As developers have ramped up construction compared to 2020, roughly 4,525 new apartment units are expected to be built in the Salt Lake metro area this year, according to a new report by RentCafe.
Why it matters: A housing shortage in the U.S. has contributed to the rising cost of rent and home purchases.
By the numbers: The number of new apartment units completed in the Salt Lake metro rose 20.8% between 2020 and 2022, per the report, which analyzed data from real estate intelligence service Yardi Matrix.
Zoom in: In 2021, Salt Lake County's rental market contained about 148,500 units, according to a University of Utah Kem C. Gardner Policy Institute report.
- Of those, 3,000 units — about 2% — were vacant, leading "to the tightest apartment market in the county's history," researchers wrote.
What's happening: A surge in new apartment supply — 1.2 million units were completed during the pandemic — helped slow rent growth nationwide, but some parts of the country saw more housing being built than others.
- The bulk of those new apartments are located in 20 metro areas, Salt Lake among them, where roughly 41% of U.S. renters live, per the report.
The big picture: Many first-time buyers feel priced out of the brutal housing market.
- Nearly three-fourths of renters say they're renting in an area where they couldn't afford to buy, according to a new survey from RealPage, a real estate analytics and software company.
Yes, but: Around 89% of the units completed from 2020 through 2022 are considered high-end, per the report, and not the type of affordable apartments many renters want or need.
Reality check: Affordability isn't the only reason people rent.

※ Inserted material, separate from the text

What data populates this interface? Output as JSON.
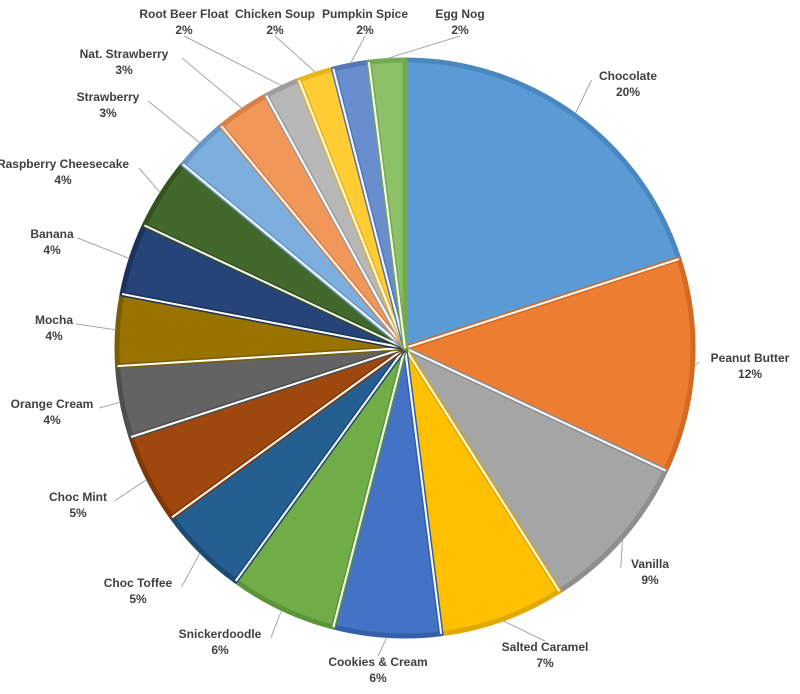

- "Many renters will eventually buy homes. But in their current life stage, most renters are content to be renters" and enjoy the flexibility that comes with renting, RealPage chief economist Jay Parsons writes on LinkedIn.
What's next: 1 million rental units are slated for completion through 2025, but higher costs and other headwinds could slow developers' pace in future years.
- "Tightening of bank lending standards — combined with rising costs of construction materials, labor and land — has made new projects harder to pencil," senior analyst Doug Ressler at Yardi Matrix says in the RentCafe report.